You've probably seen bottles of aloe vera gel, used to soothe damaged or sunburned skin.
But store-brand aloe gel sold by Walmart, Target and CVS doesn't have a trace of aloe in it, Bloomberg reports.
They all list aloe leaf juice as either the primary ingredient or the second ingredient after water. They all used a cheaper aloe-like substance called maltodextrin.
Aloe products are a $146 million industry, according to market researcher SPINS.
The specific gels found to not contain aloe:
- Walmart's Equate Aloe After Sun Gel
- CVS Aftersun Aloe Vera Moisturizing Gel
- Target's Up & Up Aloe Vera Gel
Bloomberg also tested Walgreens' Alcohol Free Aloe Vera Body Gel, but the tests were inconclusive as to whether or not it actually had aloe.
No reasonable person would have purchased or used the products if they knew the products did not contain any aloe vera.
Several law firms have filed lawsuits against the aloe vera suppliers, seeking class-action status.

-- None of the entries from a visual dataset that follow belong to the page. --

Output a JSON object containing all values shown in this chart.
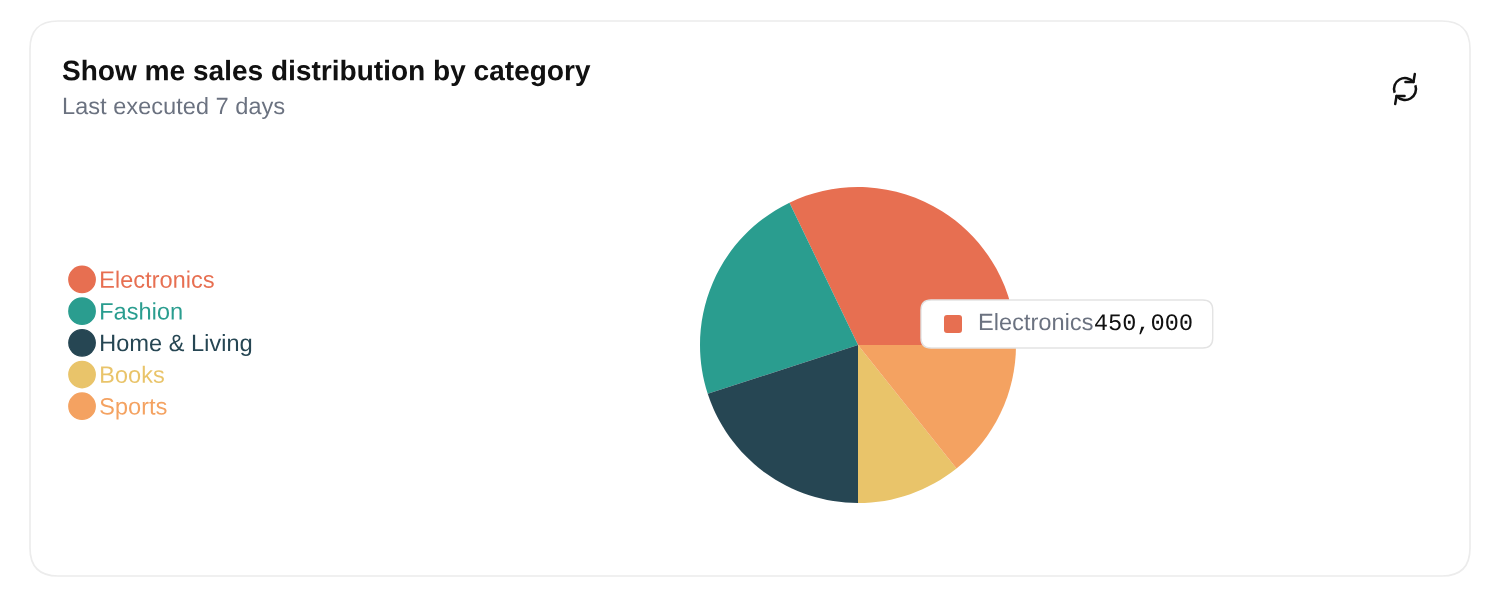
{
  "chart_data": {
    "type": "pie",
    "title": "Show me sales distribution by category",
    "subtitle": "Last executed 7 days",
    "categories": [
      "Electronics",
      "Fashion",
      "Home & Living",
      "Books",
      "Sports"
    ],
    "values": [
      450000,
      320000,
      280000,
      150000,
      200000
    ],
    "colors": [
      "#e76f51",
      "#2a9d8f",
      "#264653",
      "#e9c46a",
      "#f4a261"
    ],
    "value_labels": [
      "450,000",
      null,
      null,
      null,
      null
    ],
    "legend": "left"
  }
}
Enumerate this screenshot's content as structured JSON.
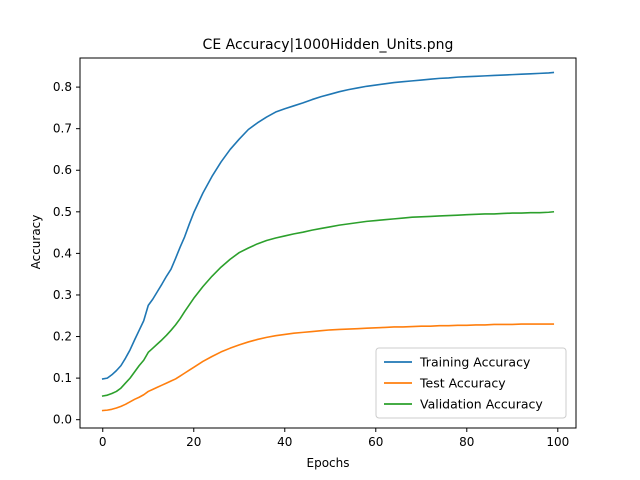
{
  "chart_data": {
    "type": "line",
    "title": "CE Accuracy|1000Hidden_Units.png",
    "xlabel": "Epochs",
    "ylabel": "Accuracy",
    "xlim": [
      -5,
      104
    ],
    "ylim": [
      -0.02,
      0.87
    ],
    "xticks": [
      0,
      20,
      40,
      60,
      80,
      100
    ],
    "yticks": [
      0.0,
      0.1,
      0.2,
      0.3,
      0.4,
      0.5,
      0.6,
      0.7,
      0.8
    ],
    "grid": false,
    "legend_position": "lower-right",
    "x": [
      0,
      1,
      2,
      3,
      4,
      5,
      6,
      7,
      8,
      9,
      10,
      11,
      12,
      13,
      14,
      15,
      16,
      17,
      18,
      19,
      20,
      22,
      24,
      26,
      28,
      30,
      32,
      34,
      36,
      38,
      40,
      42,
      44,
      46,
      48,
      50,
      52,
      54,
      56,
      58,
      60,
      62,
      64,
      66,
      68,
      70,
      72,
      74,
      76,
      78,
      80,
      82,
      84,
      86,
      88,
      90,
      92,
      94,
      96,
      98,
      99
    ],
    "series": [
      {
        "name": "Training Accuracy",
        "color": "#1f77b4",
        "values": [
          0.098,
          0.1,
          0.108,
          0.118,
          0.13,
          0.148,
          0.168,
          0.192,
          0.215,
          0.238,
          0.275,
          0.29,
          0.308,
          0.326,
          0.345,
          0.362,
          0.388,
          0.415,
          0.44,
          0.47,
          0.498,
          0.545,
          0.585,
          0.62,
          0.65,
          0.675,
          0.698,
          0.714,
          0.728,
          0.74,
          0.748,
          0.755,
          0.762,
          0.77,
          0.777,
          0.783,
          0.789,
          0.794,
          0.798,
          0.802,
          0.805,
          0.808,
          0.811,
          0.813,
          0.815,
          0.817,
          0.819,
          0.821,
          0.822,
          0.824,
          0.825,
          0.826,
          0.827,
          0.828,
          0.829,
          0.83,
          0.831,
          0.832,
          0.833,
          0.834,
          0.835
        ]
      },
      {
        "name": "Test Accuracy",
        "color": "#ff7f0e",
        "values": [
          0.022,
          0.023,
          0.025,
          0.028,
          0.032,
          0.037,
          0.043,
          0.049,
          0.054,
          0.06,
          0.068,
          0.073,
          0.078,
          0.083,
          0.088,
          0.093,
          0.098,
          0.105,
          0.112,
          0.119,
          0.126,
          0.14,
          0.152,
          0.163,
          0.172,
          0.18,
          0.187,
          0.193,
          0.198,
          0.202,
          0.205,
          0.208,
          0.21,
          0.212,
          0.214,
          0.216,
          0.217,
          0.218,
          0.219,
          0.22,
          0.221,
          0.222,
          0.223,
          0.223,
          0.224,
          0.225,
          0.225,
          0.226,
          0.226,
          0.227,
          0.227,
          0.228,
          0.228,
          0.229,
          0.229,
          0.229,
          0.23,
          0.23,
          0.23,
          0.23,
          0.23
        ]
      },
      {
        "name": "Validation Accuracy",
        "color": "#2ca02c",
        "values": [
          0.057,
          0.059,
          0.063,
          0.068,
          0.076,
          0.088,
          0.1,
          0.115,
          0.13,
          0.143,
          0.162,
          0.172,
          0.182,
          0.192,
          0.203,
          0.215,
          0.228,
          0.243,
          0.26,
          0.276,
          0.292,
          0.32,
          0.345,
          0.367,
          0.386,
          0.402,
          0.413,
          0.423,
          0.431,
          0.437,
          0.442,
          0.447,
          0.451,
          0.456,
          0.46,
          0.464,
          0.468,
          0.471,
          0.474,
          0.477,
          0.479,
          0.481,
          0.483,
          0.485,
          0.487,
          0.488,
          0.489,
          0.49,
          0.491,
          0.492,
          0.493,
          0.494,
          0.495,
          0.495,
          0.496,
          0.497,
          0.497,
          0.498,
          0.498,
          0.499,
          0.5
        ]
      }
    ]
  }
}
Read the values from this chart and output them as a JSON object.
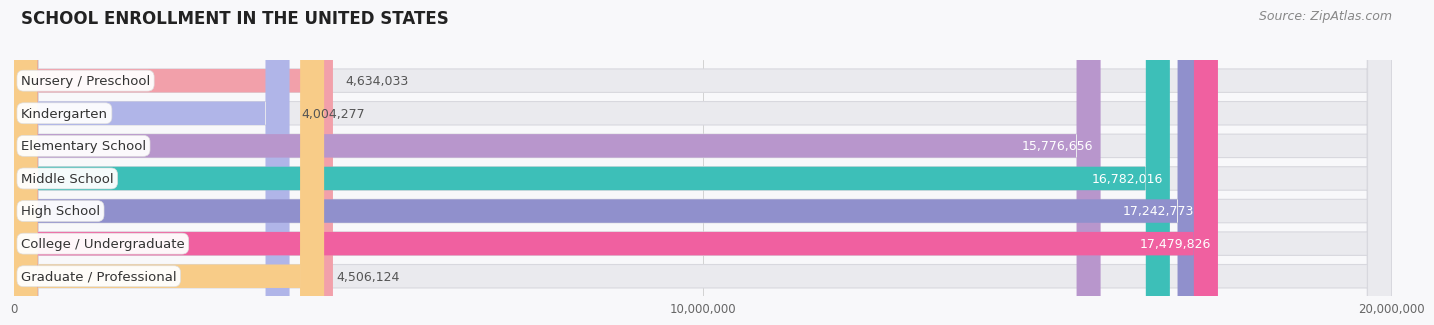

The retailers either declined comment or denied the allegations. Fruit of the Earth, which made the gels for Walmart, Target and Walgreens, also denied the allegations.
This isn't the first time
Back in the 1980s, many allegedly aloe products contained maltodextrin, a sugar usually made from corn starch. It's also used as a food additive and a sugar substitute.